Ch.25

1.1K 79 2
                                    

      Biru menyesap jus melonnya melalui sedotan hitam secara perlahan-lahan, seolah begitu menikmati. Haikal yang berada di hadapannya juga sedang sibuk dengan tabletnya, menggambar sesuatu.

      "Ru," Haikal membuka percakapan, menutup tabletnya dan meletakannya diatas meja.

      Biru hanya menjawab dengan tatapan mata.

      "Gue tau lo gak bego,"

      Biru melepas sedotan yang sedang ia gigiti barusan. "Emang gue gak bego." Celetuk Biru polos.

      Haikal terkekeh, ia menarik napas sebanyak yang ia bisa.

      "Sorry, gue selama ini tokoh pembantu yang entah memihak ke tokoh mana," Ujarnya memelan. Biru yang seakan mengerti hanya mengangguk sambil mengaduk-aduk jus melonnya.

      "Gue tau, lo di suruh Aleora untuk pura-pura gak kenal gue sama dia di depan Bagas. Dan dia, nyuruh gue untuk pura-pura gak tau apa hubungan lo sama Bagas. Ini konyol. Gue kenal lo sama Bagas, karena lo berdua sahabat gue, temen masa kecil gue. Tapi entah kerasukan apa, nek lampir itu dengan entengnya nyuruh gue pura-pura gak ngerti tentang keadaan yang sedang terjadi. Padahal gue gak abis kebentur tembok beton, terus amnesia, enggak padahal." Cerita Haikal panjang.

      Biru menghela napas, "Dia bertindak sebelum berpikir. Gak heran kok, dia hidup dalam kurungan obsesi. Wajar, rencana dia selalu berakhir gagal dan gak pernah berjalan mulus, karena dia gak mikirin siasat bagus dulu buat melakukan tindakan atas rencananya, dan pada dasarnya, semulus-mulusnya sebuah rencana jahat itu berjalan, akan berakhir dengan mengenaskan. Tuhan gak pernah ridha atas rencana buruk dan jahat yang ummatNya lakukan."
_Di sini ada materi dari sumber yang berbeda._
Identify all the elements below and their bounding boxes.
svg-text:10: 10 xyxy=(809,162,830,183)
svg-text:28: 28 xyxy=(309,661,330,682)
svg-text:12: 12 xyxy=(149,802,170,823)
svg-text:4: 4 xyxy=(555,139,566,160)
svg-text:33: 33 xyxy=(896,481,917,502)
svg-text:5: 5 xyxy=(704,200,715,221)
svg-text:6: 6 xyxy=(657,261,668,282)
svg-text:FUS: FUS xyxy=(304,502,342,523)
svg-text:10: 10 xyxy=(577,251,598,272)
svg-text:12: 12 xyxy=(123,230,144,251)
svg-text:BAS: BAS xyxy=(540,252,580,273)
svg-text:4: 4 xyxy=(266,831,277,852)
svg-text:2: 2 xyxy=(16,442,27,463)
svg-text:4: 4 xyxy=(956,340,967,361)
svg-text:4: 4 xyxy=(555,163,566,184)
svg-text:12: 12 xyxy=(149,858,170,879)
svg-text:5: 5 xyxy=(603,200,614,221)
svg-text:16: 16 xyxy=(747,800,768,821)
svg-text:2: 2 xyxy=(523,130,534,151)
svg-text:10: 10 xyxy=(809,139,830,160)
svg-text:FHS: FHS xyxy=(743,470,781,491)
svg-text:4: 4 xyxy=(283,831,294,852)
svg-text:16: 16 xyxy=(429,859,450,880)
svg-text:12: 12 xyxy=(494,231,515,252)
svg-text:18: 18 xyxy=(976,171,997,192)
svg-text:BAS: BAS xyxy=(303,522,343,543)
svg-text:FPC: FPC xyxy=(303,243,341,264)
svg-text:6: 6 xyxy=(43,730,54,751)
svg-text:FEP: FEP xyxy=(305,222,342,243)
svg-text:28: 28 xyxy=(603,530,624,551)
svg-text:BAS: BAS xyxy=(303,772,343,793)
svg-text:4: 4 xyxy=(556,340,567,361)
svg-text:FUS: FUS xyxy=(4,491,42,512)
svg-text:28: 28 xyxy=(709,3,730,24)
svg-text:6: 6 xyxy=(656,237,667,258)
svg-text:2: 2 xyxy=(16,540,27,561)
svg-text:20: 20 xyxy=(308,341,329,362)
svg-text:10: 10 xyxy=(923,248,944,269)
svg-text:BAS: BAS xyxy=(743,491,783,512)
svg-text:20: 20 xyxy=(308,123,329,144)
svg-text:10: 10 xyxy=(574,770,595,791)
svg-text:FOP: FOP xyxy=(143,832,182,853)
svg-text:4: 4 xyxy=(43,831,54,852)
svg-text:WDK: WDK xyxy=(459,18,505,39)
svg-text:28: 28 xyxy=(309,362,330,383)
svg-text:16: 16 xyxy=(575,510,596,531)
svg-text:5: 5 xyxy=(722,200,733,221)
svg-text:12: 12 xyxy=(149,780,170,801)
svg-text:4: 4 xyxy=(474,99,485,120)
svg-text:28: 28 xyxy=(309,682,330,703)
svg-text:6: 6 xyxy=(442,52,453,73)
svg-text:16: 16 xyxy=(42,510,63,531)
      Mendengar penuturan Biru yang panjang bak pidato, Haikal sedikit terkesima dengan setiap kalimat yang di ucapkan oleh Biru. Walaupun apa yang ia ucapkan persis seperti quote-quote yang sering lewat di beranda sosmednya, tetapi jika di katakan secara langsung, quote itu lebih 'ngena' dan lebih terasa menjiwai.

      "Gue pengen si lele berubah." Ujar Haikal melirih.

      Seburuk-buruknya Aleora, selama hampir belasan tahun ia hidup di muka bumi, Aleora-lah teman seperjuangannya. Aleora-lah yang selalu ada untuknya. Aleora-lah teman mengocehnya. Aleora-lah tempat ia melampiaskan hasrat kejahilannya. Tak ayal jika berat di hati Haikal jika harus menjauhinya.

      "Pengaruh positif gue rasa gak cukup buat bikin dia berubah. Cuma harus lepasin dia dari kurungan obsesi yang barusan gue bilang."

      Haikal tampak berpikir. Obsesi Aleora selama ini, kalau gak pengin terlihat selalu body goals, ya, mendapatkan cinta Bagas.

      "Apa... Kita cari cara supaya Bagas jatuh cinta sama Aleora?"

      Deg!

💎💎💎

      "Eleuh-eleuh si Bagas... Kunaon atuh pake nginep-nginep di rumah sakit serigala! Ih, kumaha sih ujang nte bisa jaga diri!" Omel Bu Hikmah dengan logat sundanya. Bagas hanya menyengir lebar.

      "Maap, Bu. Segala bukan serigala. Ngeri amat rumah sakit serigala." Ralat Audri sambil bergidik dengan senyum yang tak tulus. Bu Hikmah tampak berpikir sebentar lalu terkekeh.

      "Si Ibu, orang mah manjain, Bu. Bukan di omelin," Protes Yogi yang sedang berusaha membuka bungkusan parsel buah. Namun nyatanya, Bu Hikmah tidak menggubris.

      "Kasepna nteu pudar, keun?"

      Beberapa anak cewek tampak menepuk dahinya. Bagas lagi-lagi hanya menyengir.